To get great performance and good street and pump manners, the obvious attention to detail is in the combination of heads, cam, intake & exhaust. The 428 was one of Pontiacs best stock combinations and you'd have a really hard time doing a better job than they did.
Without an idea of your budget, the following is simply offered as my opinion about how it could be done. This is just scratching the surface.
First, a quick thought about compression ratio ... there's no magic number for the optimum static compression ratio. Consider what gas you want to pay for every time you fill up. The quench and dynamic compression - which are a function of the heads, piston and cam together - will determine how much static compression you can get away with. Here are some of the basic contributors:
Heads: The chamber volume (cc's) will determine the static compression ratio with the piston sweep and dish volume.
Cam: The ICE (Intake closing event) will determine the dynamic pressure in the cylinder on the compression stroke.
Pistons: The dish volume (cc's) will influence the static compression ratio.
Block: The decking will influence the amount of quench volume (discussed recently) which can lead to pre-ignition vs. the dynamic compression.
OK ... so what would that mean for you?
Heads: Big valve heads such as #62 and #13 heads have larger (relatively) 75 cc chambers than #16 (1968) #48, and #12, which are all good starting points. A decent rebuild and - if you want - some basic bowl work, blending and some unshrouding of the valves would do fine. Since you have a 428, the #62 heads would be age-appropriate, but in no way do they differ from #13 heads. The others would require a few more cc's of dishing on the pistons.
Cam: What you probably have is the "067." (You can look it up in the 68 or 69 service manual.) The "744" is one of my personal favorites for a 428 with a manual trans and 3.55 gears. That's about the same as the Summit K2802. For the right cam choice, though, the rest of your car's set up is pretty important. There's no one right answer. Gears, trans choices and the stall speed of your converter will all be factors.
Intake: The factory cast iron is pretty hard to beat. If you want to go lighter, the Edelbrock Performer or Performer RPM are pretty good.
Exhaust: Go for the R.A.R.E Long Branch manifolds.
Other details you might want to think about ...
Block work: Your 2-bolt mains are fine. You can add 4-bolt main caps since the block is drilled for them, but use main studs if you do. (You really won’t need them - it's just my brand of over-kill.) Deck the block to -.000 to -.005. Block prep should also include align-boring if you re-cap the block and boring & honing (as always with torque plates installed).
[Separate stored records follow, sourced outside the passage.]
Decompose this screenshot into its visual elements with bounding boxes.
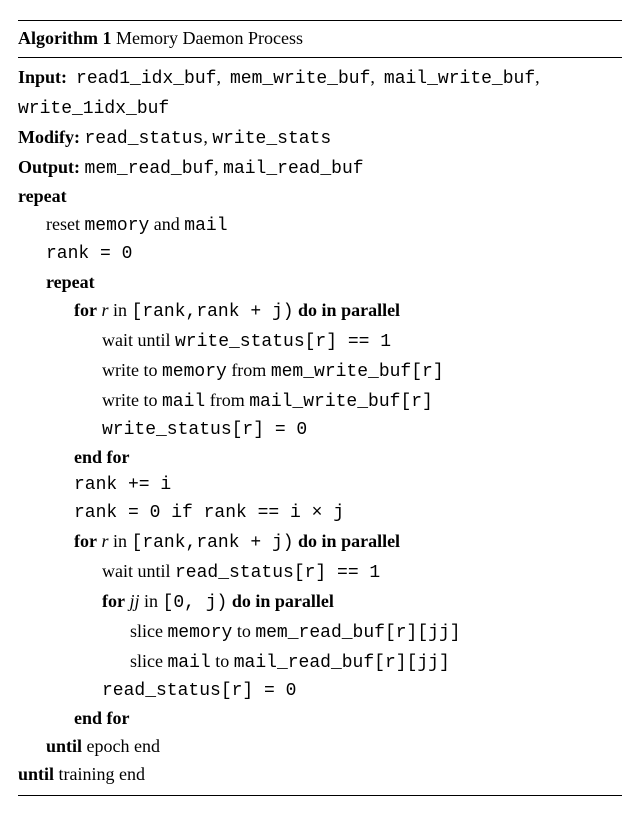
kw-for: for <box>74 531 97 551</box>
kw-in: in <box>113 300 127 320</box>
modify-item: write_stats <box>212 129 331 149</box>
output-item: mail_read_buf <box>223 159 363 179</box>
stmt-rank-reset: rank = 0 if rank == i × j <box>18 500 622 528</box>
txt: to <box>211 651 234 671</box>
txt: wait until <box>102 561 175 581</box>
stmt-write-mail: write to mail from mail_write_buf[r] <box>18 387 622 417</box>
range: [0, j) <box>163 593 228 613</box>
for-jj: for jj in [0, j) do in parallel <box>18 588 622 618</box>
input-item: mem_write_buf <box>230 69 370 89</box>
stmt-write-mem: write to memory from mem_write_buf[r] <box>18 357 622 387</box>
expr: mem_read_buf[r][jj] <box>255 623 460 643</box>
output-label: Output: <box>18 157 80 177</box>
txt: write to <box>102 390 162 410</box>
var-memory: memory <box>162 362 227 382</box>
until-epoch: until epoch end <box>18 733 622 761</box>
txt: reset <box>46 214 84 234</box>
output-line: Output: mem_read_buf, mail_read_buf <box>18 154 622 184</box>
modify-item: read_status <box>85 129 204 149</box>
modify-label: Modify: <box>18 127 80 147</box>
range: [rank,rank + j) <box>132 533 294 553</box>
stmt-wait-ws: wait until write_status[r] == 1 <box>18 327 622 357</box>
kw-repeat-inner: repeat <box>18 269 622 297</box>
algorithm-title: Memory Daemon Process <box>116 28 303 48</box>
stmt-slice-mem: slice memory to mem_read_buf[r][jj] <box>18 618 622 648</box>
input-item: mail_write_buf <box>384 69 535 89</box>
kw-until: until <box>46 736 82 756</box>
txt: slice <box>130 651 168 671</box>
kw-doinpar: do in parallel <box>298 531 400 551</box>
expr: mem_write_buf[r] <box>271 362 444 382</box>
for-read: for r in [rank,rank + j) do in parallel <box>18 528 622 558</box>
kw-until: until <box>18 764 54 784</box>
stmt-reset: reset memory and mail <box>18 211 622 241</box>
txt: wait until <box>102 330 175 350</box>
kw-endfor: end for <box>18 705 622 733</box>
var-mail: mail <box>162 392 205 412</box>
algorithm-number: Algorithm 1 <box>18 28 112 48</box>
var-memory: memory <box>168 623 233 643</box>
txt: from <box>205 390 249 410</box>
cond-epoch: epoch end <box>87 736 160 756</box>
stmt-rank-inc: rank += i <box>18 472 622 500</box>
var-r: r <box>101 531 108 551</box>
kw-in: in <box>113 531 127 551</box>
algorithm-box: Algorithm 1 Memory Daemon Process Input:… <box>18 20 622 796</box>
kw-repeat: repeat <box>18 183 622 211</box>
output-item: mem_read_buf <box>85 159 215 179</box>
cond: write_status[r] == 1 <box>175 332 391 352</box>
algorithm-body: Input: read1_idx_buf, mem_write_buf, mai… <box>18 58 622 795</box>
stmt-ws-set: write_status[r] = 0 <box>18 417 622 445</box>
txt: write to <box>102 360 162 380</box>
expr: mail_read_buf[r][jj] <box>234 653 450 673</box>
txt: from <box>227 360 271 380</box>
kw-for: for <box>102 591 125 611</box>
var-mail: mail <box>184 216 227 236</box>
txt: to <box>232 621 255 641</box>
cond: read_status[r] == 1 <box>175 563 380 583</box>
txt: slice <box>130 621 168 641</box>
stmt-rs-set: read_status[r] = 0 <box>18 678 622 706</box>
for-write: for r in [rank,rank + j) do in parallel <box>18 297 622 327</box>
var-r: r <box>101 300 108 320</box>
kw-endfor: end for <box>18 444 622 472</box>
stmt-wait-rs: wait until read_status[r] == 1 <box>18 558 622 588</box>
txt: and <box>149 214 184 234</box>
modify-line: Modify: read_status, write_stats <box>18 124 622 154</box>
input-item: read1_idx_buf <box>76 69 216 89</box>
expr: mail_write_buf[r] <box>249 392 433 412</box>
stmt-slice-mail: slice mail to mail_read_buf[r][jj] <box>18 648 622 678</box>
input-item: write_1idx_buf <box>18 99 169 119</box>
until-training: until training end <box>18 761 622 789</box>
cond-training: training end <box>59 764 145 784</box>
kw-doinpar: do in parallel <box>298 300 400 320</box>
input-line-2: write_1idx_buf <box>18 94 622 124</box>
kw-in: in <box>144 591 158 611</box>
algorithm-header: Algorithm 1 Memory Daemon Process <box>18 21 622 58</box>
var-memory: memory <box>84 216 149 236</box>
var-mail: mail <box>168 653 211 673</box>
stmt-rank-init: rank = 0 <box>18 241 622 269</box>
var-jj: jj <box>129 591 139 611</box>
input-label: Input: <box>18 67 67 87</box>
kw-for: for <box>74 300 97 320</box>
range: [rank,rank + j) <box>132 302 294 322</box>
kw-doinpar: do in parallel <box>232 591 334 611</box>
input-line: Input: read1_idx_buf, mem_write_buf, mai… <box>18 64 622 94</box>
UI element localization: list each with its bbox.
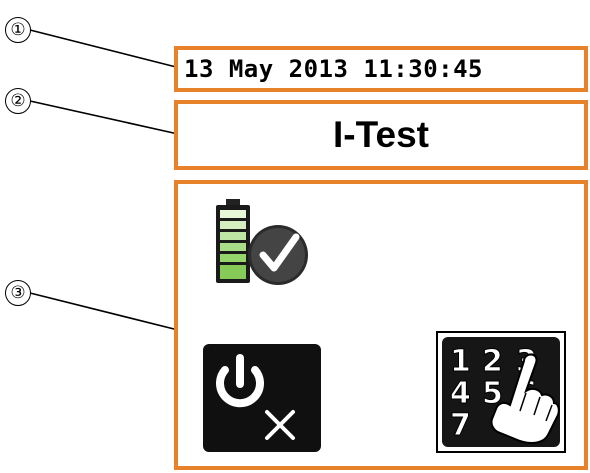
main-area: 1 2 3 4 5 6 7	[174, 180, 588, 470]
callout-3: ③	[5, 280, 31, 306]
power-off-icon[interactable]	[203, 344, 321, 452]
status-bar: 13 May 2013 11:30:45	[174, 46, 588, 92]
leader-line-1	[29, 29, 181, 69]
leader-line-3	[29, 292, 179, 331]
keypad-digit: 1	[450, 344, 471, 379]
keypad-digit: 7	[450, 408, 471, 443]
datetime-readout: 13 May 2013 11:30:45	[184, 55, 483, 83]
keypad-touch-icon[interactable]: 1 2 3 4 5 6 7	[436, 331, 566, 453]
page-title: I-Test	[333, 114, 429, 155]
leader-line-2	[29, 100, 179, 135]
keypad-digit: 4	[450, 376, 471, 411]
title-bar: I-Test	[174, 100, 588, 170]
battery-ok-icon[interactable]	[214, 197, 314, 285]
callout-1: ①	[5, 17, 31, 43]
callout-2: ②	[5, 88, 31, 114]
keypad-digit: 2	[482, 344, 503, 379]
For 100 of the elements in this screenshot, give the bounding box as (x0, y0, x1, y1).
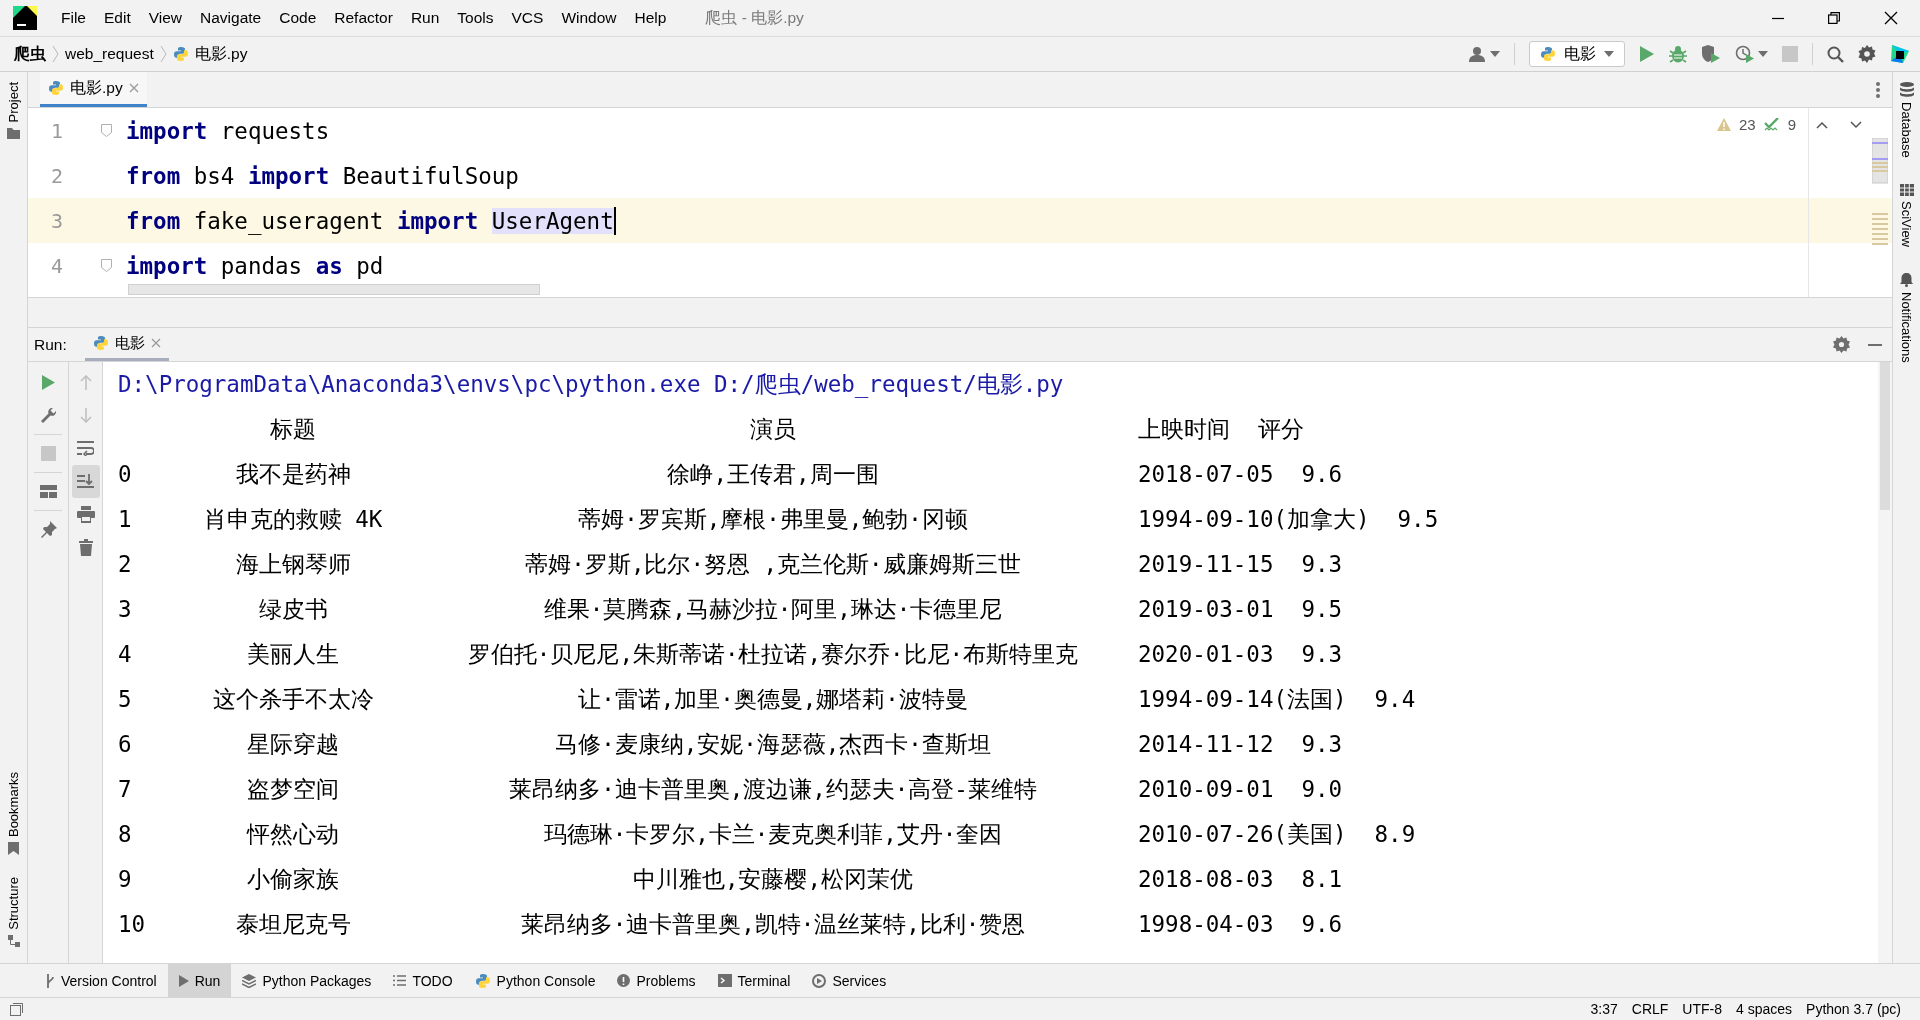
status-item[interactable]: Python 3.7 (pc) (1799, 1001, 1908, 1017)
more-icon[interactable] (1876, 81, 1880, 98)
vertical-scrollbar[interactable] (1880, 362, 1890, 510)
tool-window-button[interactable]: Python Console (463, 964, 607, 997)
bug-icon[interactable] (1669, 45, 1687, 63)
python-icon (92, 335, 109, 351)
close-tab-icon[interactable] (128, 83, 139, 93)
caret-icon (1758, 51, 1768, 57)
output-cell-text: 9.4 (1373, 685, 1416, 714)
output-cell-text: 盗梦空间 (246, 775, 340, 804)
breadcrumb-item[interactable]: web_request (65, 45, 154, 63)
warning-count[interactable]: 23 (1738, 116, 1756, 133)
output-cell-text: 怦然心动 (245, 820, 340, 849)
database-icon (1899, 82, 1914, 97)
menu-item[interactable]: Tools (448, 5, 503, 31)
editor-tab[interactable]: 电影.py (40, 72, 147, 107)
settings-icon[interactable] (1858, 45, 1876, 63)
status-item[interactable]: UTF-8 (1675, 1001, 1729, 1017)
output-cell-text: 马修·麦康纳,安妮·海瑟薇,杰西卡·查斯坦 (554, 730, 992, 759)
status-item[interactable]: 4 spaces (1729, 1001, 1800, 1017)
tool-window-button[interactable]: Project (0, 76, 27, 146)
row-index: 9 (118, 865, 133, 894)
run-icon[interactable] (1639, 45, 1655, 63)
tool-window-button[interactable]: Terminal (706, 964, 802, 997)
menu-item[interactable]: VCS (502, 5, 553, 31)
soft-wrap-icon[interactable] (77, 441, 94, 456)
menu-item[interactable]: Navigate (191, 5, 271, 31)
code-text: pandas (219, 252, 304, 279)
row-index: 7 (118, 775, 133, 804)
shield-run-icon[interactable] (1701, 45, 1721, 63)
menu-item[interactable]: Refactor (325, 5, 402, 31)
tool-window-button[interactable]: Structure (0, 871, 27, 953)
pin-icon[interactable] (39, 521, 57, 538)
tool-window-button[interactable]: Database (1893, 76, 1920, 164)
keyword-text: from (126, 162, 181, 189)
output-cell-text: 2010-09-01 (1137, 775, 1274, 804)
output-cell-text: 1994-09-10(加拿大) (1137, 505, 1370, 534)
row-index: 10 (118, 910, 147, 939)
bookmark-icon (8, 842, 19, 856)
output-cell-text: 莱昂纳多·迪卡普里奥,渡边谦,约瑟夫·高登-莱维特 (508, 775, 1038, 804)
tool-window-button[interactable]: Run (167, 964, 232, 997)
tool-window-button[interactable]: TODO (382, 964, 464, 997)
chevron-down-icon[interactable] (1850, 120, 1862, 129)
output-cell-text: 2018-07-05 (1137, 460, 1274, 489)
info-icon (617, 974, 631, 987)
close-icon[interactable] (1884, 11, 1898, 25)
menu-item[interactable]: View (139, 5, 192, 31)
line-number: 3 (49, 208, 64, 233)
tool-window-button[interactable]: Version Control (34, 964, 168, 997)
chevron-up-icon[interactable] (1816, 120, 1828, 129)
status-item[interactable]: 3:37 (1583, 1001, 1625, 1017)
menu-item[interactable]: Edit (95, 5, 140, 31)
breadcrumb-item[interactable]: 电影.py (194, 43, 248, 65)
status-item[interactable]: CRLF (1624, 1001, 1676, 1017)
horizontal-scrollbar[interactable] (128, 284, 540, 295)
menu-item[interactable]: Window (552, 5, 626, 31)
run-icon[interactable] (40, 374, 56, 391)
search-icon[interactable] (1827, 45, 1844, 63)
run-configuration-dropdown[interactable]: 电影 (1529, 41, 1625, 67)
arrow-up-icon (79, 375, 92, 390)
structure-icon (7, 935, 20, 947)
menu-item[interactable]: Help (625, 5, 676, 31)
settings-icon[interactable] (1833, 336, 1850, 353)
tool-window-button[interactable]: Services (801, 964, 898, 997)
tool-windows-toggle-icon[interactable] (10, 1002, 23, 1016)
tool-window-button[interactable]: Notifications (1893, 266, 1920, 369)
output-cell-text: 美丽人生 (246, 640, 340, 669)
tool-window-button[interactable]: Bookmarks (0, 766, 27, 862)
weak-warning-count[interactable]: 9 (1787, 116, 1796, 133)
toolbox-logo-icon[interactable] (1890, 44, 1910, 64)
output-cell-text: 8.1 (1300, 865, 1343, 894)
scroll-to-end-icon[interactable] (77, 474, 94, 489)
menu-item[interactable]: Code (270, 5, 326, 31)
wrench-icon[interactable] (39, 407, 57, 424)
run-tab[interactable]: 电影 (84, 328, 169, 361)
close-tab-icon[interactable] (150, 338, 161, 348)
tool-window-button[interactable]: Python Packages (231, 964, 383, 997)
output-cell-text: 罗伯托·贝尼尼,朱斯蒂诺·杜拉诺,赛尔乔·比尼·布斯特里克 (466, 640, 1080, 669)
tool-window-button[interactable]: Problems (606, 964, 707, 997)
output-cell-text: 维果·莫腾森,马赫沙拉·阿里,琳达·卡德里尼 (542, 595, 1004, 624)
output-cell-text: 泰坦尼克号 (234, 910, 352, 939)
python-file-icon (172, 46, 189, 62)
restore-icon[interactable] (1828, 12, 1840, 24)
trash-icon[interactable] (78, 539, 93, 556)
output-cell-text: 9.5 (1300, 595, 1343, 624)
breadcrumb-item[interactable]: 爬虫 (14, 43, 46, 65)
keyword-text: as (315, 252, 343, 279)
layout-icon[interactable] (39, 485, 57, 498)
user-icon[interactable] (1469, 46, 1487, 62)
run-icon (178, 974, 189, 987)
output-cell-text: 9.6 (1300, 910, 1343, 939)
output-cell-text: 这个杀手不太冷 (211, 685, 375, 714)
clock-run-icon[interactable] (1735, 45, 1755, 63)
command-line: D:\ProgramData\Anaconda3\envs\pc\python.exe D:/爬虫/web_request/电影.py (118, 370, 1065, 400)
tool-window-button[interactable]: SciView (1893, 177, 1920, 253)
output-cell-text: 9.3 (1300, 730, 1343, 759)
print-icon[interactable] (76, 506, 95, 523)
menu-item[interactable]: Run (401, 5, 449, 31)
output-cell-text: 小偷家族 (246, 865, 340, 894)
menu-item[interactable]: File (52, 5, 95, 31)
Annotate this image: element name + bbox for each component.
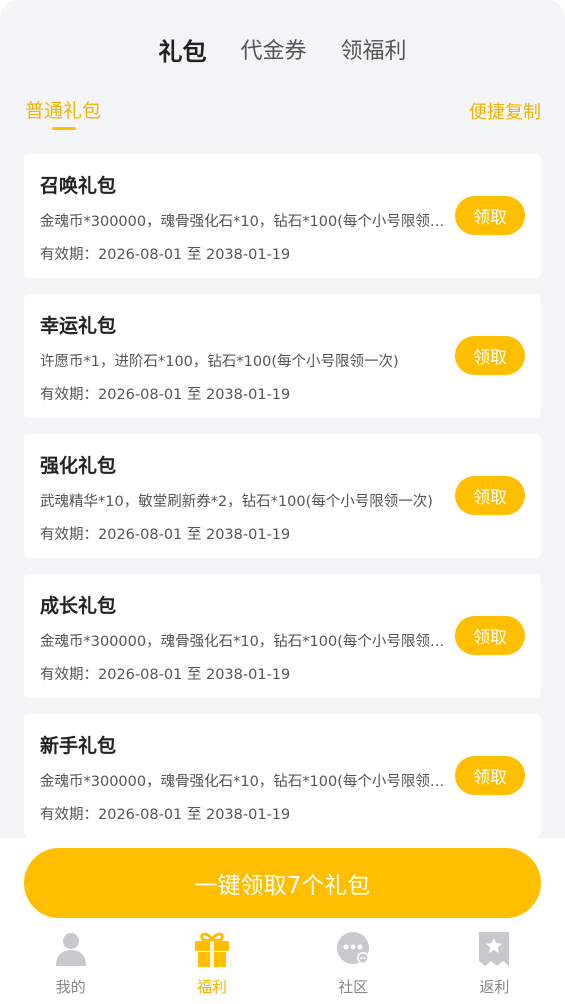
gift-description: 武魂精华*10，敏堂刷新券*2，钻石*100(每个小号限领一次) [40, 494, 433, 510]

Crank: Chamfer all the oil holes.
Rods should be fitted with ARP bolts & re-sized. Cast rods are great for street performance.
Pistons: Forged is really the only way to go. The dishing will reflect your choice in heads. If you go for #13 or #62, you'll have to size your piston dish AFTER you cc the heads. If you go for larger chamber heads (of which there are many) then you will need less dishing in your pistons. You will want about 95cc of total volume between the piston dish and head chamber, assuming that you zero deck and use a .039 crushed gasket thickness. Why 95? Well, it works out with the ICE of the 2802 cam to give about 170 PSI dynamic compression. That's in the range of 93 octane gas and proper tuning and distributor curving.
Carb: Rochester Q-Jet. Buy Cliff Ruggle's Q-Jet book. If you want to have him rebuild your carb, make sure you send it to him three months ago.
Distributor: I’ve used Unilite distributors for years, and I will always recommend one. A points distributor is perfectly fine.
Did I mention that this is just my opinion? I built my 428 just like that, but with #64 heads (87cc) because I used pistons with no dishing.